Re: [EXTERNAL] Re: Add non-blocking version of PQcancel

From: Alexander Lakhin <exclusion(at)gmail(dot)com>
To: Noah Misch <noah(at)leadboat(dot)com>, Jelte Fennema-Nio <postgres(at)jeltef(dot)nl>, Alvaro Herrera <alvherre(at)alvh(dot)no-ip(dot)org>
Cc: Tom Lane <tgl(at)sss(dot)pgh(dot)pa(dot)us>, Jacob Champion <jacob(dot)champion(at)enterprisedb(dot)com>, Denis Laxalde <denis(dot)laxalde(at)dalibo(dot)com>, vignesh C <vignesh21(at)gmail(dot)com>, Thomas Munro <thomas(dot)munro(at)gmail(dot)com>, Greg Stark <stark(at)mit(dot)edu>, "Gregory Stark (as CFM)" <stark(dot)cfm(at)gmail(dot)com>, Jelte Fennema <Jelte(dot)Fennema(at)microsoft(dot)com>, Daniel Gustafsson <daniel(at)yesql(dot)se>, Peter Eisentraut <peter(at)eisentraut(dot)org>, Andres Freund <andres(at)anarazel(dot)de>, Justin Pryzby <pryzby(at)telsasoft(dot)com>, Robert Haas <robertmhaas(at)gmail(dot)com>, pgsql-hackers(at)lists(dot)postgresql(dot)org, Etsuro Fujita <etsuro(dot)fujita(at)gmail(dot)com>
Subject: Re: [EXTERNAL] Re: Add non-blocking version of PQcancel
Date: 2024-06-22 15:00:01
Message-ID: 4db099c8-4a52-3cc4-e970-14539a319466@gmail.com
Views: Raw Message | Whole Thread | Download mbox | Resend email
Thread:
Lists: pgsql-hackers

Hello hackers,

30.03.2024 01:17, Noah Misch wrote:
> On Fri, Mar 29, 2024 at 09:17:55AM +0100, Jelte Fennema-Nio wrote:
>> On Thu, 28 Mar 2024 at 19:03, Tom Lane <tgl(at)sss(dot)pgh(dot)pa(dot)us> wrote:
>>> Could we make this test bulletproof by using an injection point?
>>> If not, I remain of the opinion that we're better off without it.
>> Possibly, and if so, I agree that would be better than the currently
>> added test. But I honestly don't feel like spending the time on
>> creating such a test.
> The SQL test is more representative of real applications, and it's way simpler
> to understand. In general, I prefer 6-line SQL tests that catch a problem 10%
> of the time over injection point tests that catch it 100% of the time. For
> low detection rate to be exciting, it needs to be low enough to have a serious
> chance of all buildfarm members reporting green for the bad commit. With ~115
> buildfarm members running in the last day, 0.1% detection rate would have been
> low enough to bother improving, but 4% would be high enough to call it good.
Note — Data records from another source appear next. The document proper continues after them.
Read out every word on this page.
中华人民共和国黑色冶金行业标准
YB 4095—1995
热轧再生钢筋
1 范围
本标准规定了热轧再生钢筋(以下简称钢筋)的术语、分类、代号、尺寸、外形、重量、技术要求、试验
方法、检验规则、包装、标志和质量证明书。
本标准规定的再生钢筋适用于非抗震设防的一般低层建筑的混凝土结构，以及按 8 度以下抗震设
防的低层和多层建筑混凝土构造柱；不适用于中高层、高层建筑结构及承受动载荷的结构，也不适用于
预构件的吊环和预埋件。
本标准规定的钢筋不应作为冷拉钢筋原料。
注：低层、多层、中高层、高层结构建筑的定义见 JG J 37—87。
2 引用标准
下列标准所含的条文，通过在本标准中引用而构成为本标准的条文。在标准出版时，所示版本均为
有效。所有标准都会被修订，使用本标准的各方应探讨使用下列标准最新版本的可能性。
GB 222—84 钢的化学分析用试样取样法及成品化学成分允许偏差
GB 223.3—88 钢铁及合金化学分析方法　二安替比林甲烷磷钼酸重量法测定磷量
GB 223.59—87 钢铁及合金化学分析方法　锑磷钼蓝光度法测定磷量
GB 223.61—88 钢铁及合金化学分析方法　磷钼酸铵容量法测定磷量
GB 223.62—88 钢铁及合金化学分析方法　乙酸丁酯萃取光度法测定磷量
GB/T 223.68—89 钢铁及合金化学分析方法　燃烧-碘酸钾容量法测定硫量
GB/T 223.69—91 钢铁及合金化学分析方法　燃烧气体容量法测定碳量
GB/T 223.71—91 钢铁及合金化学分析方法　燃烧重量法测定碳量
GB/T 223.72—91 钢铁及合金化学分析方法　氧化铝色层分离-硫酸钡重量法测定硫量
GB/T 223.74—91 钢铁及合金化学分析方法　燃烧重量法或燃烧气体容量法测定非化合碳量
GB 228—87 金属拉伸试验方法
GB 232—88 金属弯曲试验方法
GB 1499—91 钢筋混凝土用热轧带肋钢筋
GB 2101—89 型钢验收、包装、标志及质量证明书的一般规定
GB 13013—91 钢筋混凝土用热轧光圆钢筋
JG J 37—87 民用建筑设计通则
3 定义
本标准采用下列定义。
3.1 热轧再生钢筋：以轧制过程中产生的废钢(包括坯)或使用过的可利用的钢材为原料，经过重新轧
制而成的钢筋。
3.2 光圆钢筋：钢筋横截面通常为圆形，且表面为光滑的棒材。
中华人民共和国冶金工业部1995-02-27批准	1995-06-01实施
As a recent buildfarm failure on orlingo (which tests asan-enabled builds)
[1] shows, that test can still fail:
70/70 postgresql:postgres_fdw-running / postgres_fdw-running/regress               ERROR           278.67s exit status 1

@@ -2775,6 +2775,7 @@
 SET LOCAL statement_timeout = '10ms';
 select count(*) from ft1 CROSS JOIN ft2 CROSS JOIN ft4 CROSS JOIN ft5; -- this takes very long
 ERROR:  canceling statement due to statement timeout
+WARNING:  could not get result of cancel request due to timeout
 COMMIT;

(from the next run we can see normal duration:
"postgres_fdw-running/regress               OK                6.30s ")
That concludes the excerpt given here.